Para a escritora, a relação entre avós e netos é, no entanto, mais do que transmissão de memórias e conhecimento. É uma cumplicidade que raras vezes se tem com os filhos. "É outro tipo de afetos e de linguagem. Havendo uma geração de permeio, é tudo diferente, eu não conto aos meus filhos coisas que conto à minha neta. Ela é sempre a primeira a saber tudo e eu também. Fazem-me muita falta, os meus netos."

Para Nelson Mateus, é no cruzamento das duas dimensões, tempo e afetos, que está o coração do seu projeto. "Há 15 anos não sabíamos o que eram redes sociais e hoje o Facebook é a rede social dos avós. Andamos à velocidade da luz e é por isso é tão importante manter vivas as memórias, de forma a não as perdermos. É um bocadinho como na escola, aprendíamos muito mais quando tínhamos professores interessantes, de quem gostávamos mais. Mas este encontro de avós e netos não é só para os avós partilharem histórias de como era o tempo deles, também é para os netos partilhar o seu tempo: as vantagens das novas tecnologias e como podem usá-las. Durante a pandemia, foi interessante perceber como através do computador podemos viajar pelo mundo todo e visitar museus, por exemplo, e essa é uma coisa ótima que os netos podem partilhar com os avós."

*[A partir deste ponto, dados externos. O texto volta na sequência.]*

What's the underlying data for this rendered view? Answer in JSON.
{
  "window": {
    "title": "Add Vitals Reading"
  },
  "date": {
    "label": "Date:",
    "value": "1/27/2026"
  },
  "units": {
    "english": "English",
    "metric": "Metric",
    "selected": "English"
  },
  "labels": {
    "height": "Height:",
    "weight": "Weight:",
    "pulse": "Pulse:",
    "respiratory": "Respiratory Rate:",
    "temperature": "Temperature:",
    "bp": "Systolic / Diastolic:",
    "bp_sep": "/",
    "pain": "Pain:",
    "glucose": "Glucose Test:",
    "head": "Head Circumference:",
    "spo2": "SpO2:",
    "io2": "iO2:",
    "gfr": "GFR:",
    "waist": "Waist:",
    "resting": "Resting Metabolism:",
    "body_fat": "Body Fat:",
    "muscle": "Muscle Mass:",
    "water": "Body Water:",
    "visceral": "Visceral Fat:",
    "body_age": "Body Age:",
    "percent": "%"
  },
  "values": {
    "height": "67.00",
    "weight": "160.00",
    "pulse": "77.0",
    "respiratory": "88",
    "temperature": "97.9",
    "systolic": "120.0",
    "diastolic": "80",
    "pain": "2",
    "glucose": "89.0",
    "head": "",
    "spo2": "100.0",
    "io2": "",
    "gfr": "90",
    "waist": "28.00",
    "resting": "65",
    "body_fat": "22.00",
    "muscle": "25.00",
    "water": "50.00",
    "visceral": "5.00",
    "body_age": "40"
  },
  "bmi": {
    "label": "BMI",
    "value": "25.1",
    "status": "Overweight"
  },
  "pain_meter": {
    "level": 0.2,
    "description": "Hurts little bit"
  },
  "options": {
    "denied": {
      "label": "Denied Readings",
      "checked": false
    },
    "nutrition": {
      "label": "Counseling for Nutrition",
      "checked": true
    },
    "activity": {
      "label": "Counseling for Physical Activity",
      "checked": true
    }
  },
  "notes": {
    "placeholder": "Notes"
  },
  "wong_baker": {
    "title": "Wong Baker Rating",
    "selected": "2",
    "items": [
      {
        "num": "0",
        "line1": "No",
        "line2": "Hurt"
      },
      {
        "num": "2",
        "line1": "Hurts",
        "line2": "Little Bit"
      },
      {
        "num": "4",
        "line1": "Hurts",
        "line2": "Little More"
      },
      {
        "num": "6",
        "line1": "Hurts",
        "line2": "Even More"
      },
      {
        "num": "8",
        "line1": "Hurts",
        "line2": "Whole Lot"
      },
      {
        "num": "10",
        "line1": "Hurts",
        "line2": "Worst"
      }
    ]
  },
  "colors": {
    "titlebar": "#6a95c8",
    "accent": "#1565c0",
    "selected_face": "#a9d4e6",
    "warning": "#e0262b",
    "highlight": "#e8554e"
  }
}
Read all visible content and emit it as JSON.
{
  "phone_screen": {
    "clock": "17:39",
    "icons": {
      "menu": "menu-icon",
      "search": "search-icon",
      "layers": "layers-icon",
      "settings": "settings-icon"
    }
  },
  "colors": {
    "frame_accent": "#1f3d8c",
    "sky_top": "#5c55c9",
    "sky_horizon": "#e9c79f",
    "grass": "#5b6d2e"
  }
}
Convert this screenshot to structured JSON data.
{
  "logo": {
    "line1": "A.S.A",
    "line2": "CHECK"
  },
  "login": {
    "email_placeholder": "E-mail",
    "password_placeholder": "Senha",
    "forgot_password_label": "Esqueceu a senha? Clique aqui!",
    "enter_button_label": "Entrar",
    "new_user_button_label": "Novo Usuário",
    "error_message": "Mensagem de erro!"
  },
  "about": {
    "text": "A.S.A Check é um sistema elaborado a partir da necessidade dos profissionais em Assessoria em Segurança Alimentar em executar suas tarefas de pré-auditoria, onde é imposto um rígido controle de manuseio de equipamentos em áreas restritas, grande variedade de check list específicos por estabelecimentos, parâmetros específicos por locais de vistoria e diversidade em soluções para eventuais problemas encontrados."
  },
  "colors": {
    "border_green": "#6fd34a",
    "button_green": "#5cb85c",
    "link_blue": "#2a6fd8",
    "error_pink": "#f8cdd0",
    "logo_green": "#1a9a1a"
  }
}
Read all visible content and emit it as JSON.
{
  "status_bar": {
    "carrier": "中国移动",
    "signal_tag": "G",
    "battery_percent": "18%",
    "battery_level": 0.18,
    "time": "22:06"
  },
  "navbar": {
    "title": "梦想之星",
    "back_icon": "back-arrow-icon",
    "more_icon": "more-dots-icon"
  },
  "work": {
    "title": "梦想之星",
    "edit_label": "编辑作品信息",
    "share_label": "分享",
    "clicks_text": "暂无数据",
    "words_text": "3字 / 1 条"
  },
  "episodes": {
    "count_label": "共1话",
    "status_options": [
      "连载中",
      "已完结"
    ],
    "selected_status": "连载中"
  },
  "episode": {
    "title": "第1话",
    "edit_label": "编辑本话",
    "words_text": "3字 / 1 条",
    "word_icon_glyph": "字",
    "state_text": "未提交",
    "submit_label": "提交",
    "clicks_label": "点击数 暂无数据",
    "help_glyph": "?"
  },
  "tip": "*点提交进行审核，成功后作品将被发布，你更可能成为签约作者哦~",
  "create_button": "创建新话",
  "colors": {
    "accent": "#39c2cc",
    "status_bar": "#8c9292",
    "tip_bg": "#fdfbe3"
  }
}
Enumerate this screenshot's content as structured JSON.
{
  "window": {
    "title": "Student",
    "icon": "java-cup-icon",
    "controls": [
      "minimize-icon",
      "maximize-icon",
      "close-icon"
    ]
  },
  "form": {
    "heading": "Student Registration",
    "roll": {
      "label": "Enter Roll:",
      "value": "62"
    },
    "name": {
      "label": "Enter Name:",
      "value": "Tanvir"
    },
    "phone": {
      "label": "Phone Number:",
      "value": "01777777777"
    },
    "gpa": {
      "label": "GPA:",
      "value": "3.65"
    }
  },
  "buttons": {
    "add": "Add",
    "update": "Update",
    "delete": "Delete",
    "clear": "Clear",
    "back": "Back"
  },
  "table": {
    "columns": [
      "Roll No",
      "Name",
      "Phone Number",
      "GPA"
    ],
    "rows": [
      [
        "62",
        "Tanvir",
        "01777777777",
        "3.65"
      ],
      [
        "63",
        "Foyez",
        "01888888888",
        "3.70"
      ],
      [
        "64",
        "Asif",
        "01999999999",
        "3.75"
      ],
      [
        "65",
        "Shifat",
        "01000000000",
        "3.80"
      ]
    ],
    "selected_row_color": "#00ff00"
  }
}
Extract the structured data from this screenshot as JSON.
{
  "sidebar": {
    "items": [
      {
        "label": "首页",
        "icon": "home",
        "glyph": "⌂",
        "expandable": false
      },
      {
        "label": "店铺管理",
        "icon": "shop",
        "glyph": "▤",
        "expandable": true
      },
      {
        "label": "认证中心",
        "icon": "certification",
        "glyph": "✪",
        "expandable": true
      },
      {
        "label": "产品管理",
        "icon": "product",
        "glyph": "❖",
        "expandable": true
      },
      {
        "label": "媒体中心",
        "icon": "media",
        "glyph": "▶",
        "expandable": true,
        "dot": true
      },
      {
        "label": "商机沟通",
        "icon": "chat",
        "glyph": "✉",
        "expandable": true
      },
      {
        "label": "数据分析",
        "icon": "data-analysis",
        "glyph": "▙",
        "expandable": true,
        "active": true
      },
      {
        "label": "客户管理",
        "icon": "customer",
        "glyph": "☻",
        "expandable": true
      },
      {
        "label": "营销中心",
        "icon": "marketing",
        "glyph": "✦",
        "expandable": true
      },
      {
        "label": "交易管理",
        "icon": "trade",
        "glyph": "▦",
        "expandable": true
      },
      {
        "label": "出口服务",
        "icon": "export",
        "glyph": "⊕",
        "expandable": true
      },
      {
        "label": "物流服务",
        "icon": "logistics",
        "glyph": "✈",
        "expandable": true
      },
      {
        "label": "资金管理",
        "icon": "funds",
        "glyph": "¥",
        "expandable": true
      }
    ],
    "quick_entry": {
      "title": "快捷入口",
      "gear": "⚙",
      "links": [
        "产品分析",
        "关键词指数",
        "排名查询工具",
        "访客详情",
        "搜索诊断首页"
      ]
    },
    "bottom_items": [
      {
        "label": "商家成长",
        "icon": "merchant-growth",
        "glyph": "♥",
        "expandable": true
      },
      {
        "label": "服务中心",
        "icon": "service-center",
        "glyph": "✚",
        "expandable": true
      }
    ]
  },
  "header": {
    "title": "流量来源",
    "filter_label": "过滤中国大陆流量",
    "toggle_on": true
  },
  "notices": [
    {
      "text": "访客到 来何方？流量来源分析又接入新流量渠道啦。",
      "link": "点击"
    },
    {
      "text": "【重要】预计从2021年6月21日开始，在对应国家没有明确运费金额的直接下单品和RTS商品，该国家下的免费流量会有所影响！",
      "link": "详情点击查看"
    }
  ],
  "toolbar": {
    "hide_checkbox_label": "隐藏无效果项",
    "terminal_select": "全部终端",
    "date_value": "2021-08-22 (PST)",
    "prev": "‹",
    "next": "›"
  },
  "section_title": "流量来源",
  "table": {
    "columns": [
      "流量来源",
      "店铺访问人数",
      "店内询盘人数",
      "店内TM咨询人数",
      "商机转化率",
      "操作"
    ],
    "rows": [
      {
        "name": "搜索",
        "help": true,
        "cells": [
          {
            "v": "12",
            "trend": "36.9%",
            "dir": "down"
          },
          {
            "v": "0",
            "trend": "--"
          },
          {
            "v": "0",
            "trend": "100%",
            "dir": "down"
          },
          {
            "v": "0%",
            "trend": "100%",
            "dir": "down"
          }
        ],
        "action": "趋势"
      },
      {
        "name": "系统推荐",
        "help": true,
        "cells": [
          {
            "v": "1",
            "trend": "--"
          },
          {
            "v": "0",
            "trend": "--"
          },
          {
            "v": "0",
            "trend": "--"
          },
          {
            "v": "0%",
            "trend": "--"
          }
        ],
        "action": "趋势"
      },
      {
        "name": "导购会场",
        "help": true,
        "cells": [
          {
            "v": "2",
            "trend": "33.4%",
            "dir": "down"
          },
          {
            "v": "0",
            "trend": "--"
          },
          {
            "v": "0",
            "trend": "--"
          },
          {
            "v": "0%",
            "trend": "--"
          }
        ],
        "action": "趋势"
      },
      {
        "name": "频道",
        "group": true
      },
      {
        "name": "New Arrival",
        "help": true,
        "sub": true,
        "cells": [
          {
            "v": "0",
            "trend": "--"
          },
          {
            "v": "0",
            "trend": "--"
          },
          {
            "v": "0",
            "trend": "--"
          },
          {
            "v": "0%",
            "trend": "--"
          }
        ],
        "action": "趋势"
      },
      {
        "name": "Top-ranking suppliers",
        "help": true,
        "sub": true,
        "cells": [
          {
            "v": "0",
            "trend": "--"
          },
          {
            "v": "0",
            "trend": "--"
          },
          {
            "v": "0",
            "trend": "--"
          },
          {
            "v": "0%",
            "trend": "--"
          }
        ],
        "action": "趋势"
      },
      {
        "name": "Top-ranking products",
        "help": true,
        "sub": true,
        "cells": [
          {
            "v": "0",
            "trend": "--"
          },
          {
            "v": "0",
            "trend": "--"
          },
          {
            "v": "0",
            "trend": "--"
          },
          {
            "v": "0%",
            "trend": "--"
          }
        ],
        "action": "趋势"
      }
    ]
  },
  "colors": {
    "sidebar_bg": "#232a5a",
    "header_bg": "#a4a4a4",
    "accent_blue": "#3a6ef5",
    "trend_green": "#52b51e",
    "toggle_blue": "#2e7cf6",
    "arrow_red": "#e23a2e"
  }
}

Para se inteirar disto tudo, o Presidente da República, Marcelo Rebelo de Sousa, recebeu há duas semanas Alice Vieira e Nélson Mateus. Já conhecia o projeto, além da Alice, claro, com quem partilha a boa disposição e a "hiperatividade", mas queria saber que mais tinham em mãos e em mente. Nós também.

Além das entrevistas a avós e netos e das exposições retrospetivas, como já fez sobre Alice Vieira e Ruy de Carvalho [que também o trata por neto], Nélson vai lançar uma nova iniciativa no Retratos Contados, uma espécie de diálogo entre várias personagens, em que há sempre um mais novo, ele, o neto, que faz perguntas a uma mais velha, a avó, a Alice, e a partir destas debatem questões atuais ou históricas. "Vai ser sobre tudo menos velhice, porque os velhos não querem ler sobre velhice, velhos já eles estão", conclui Alice, com uma gargalhada.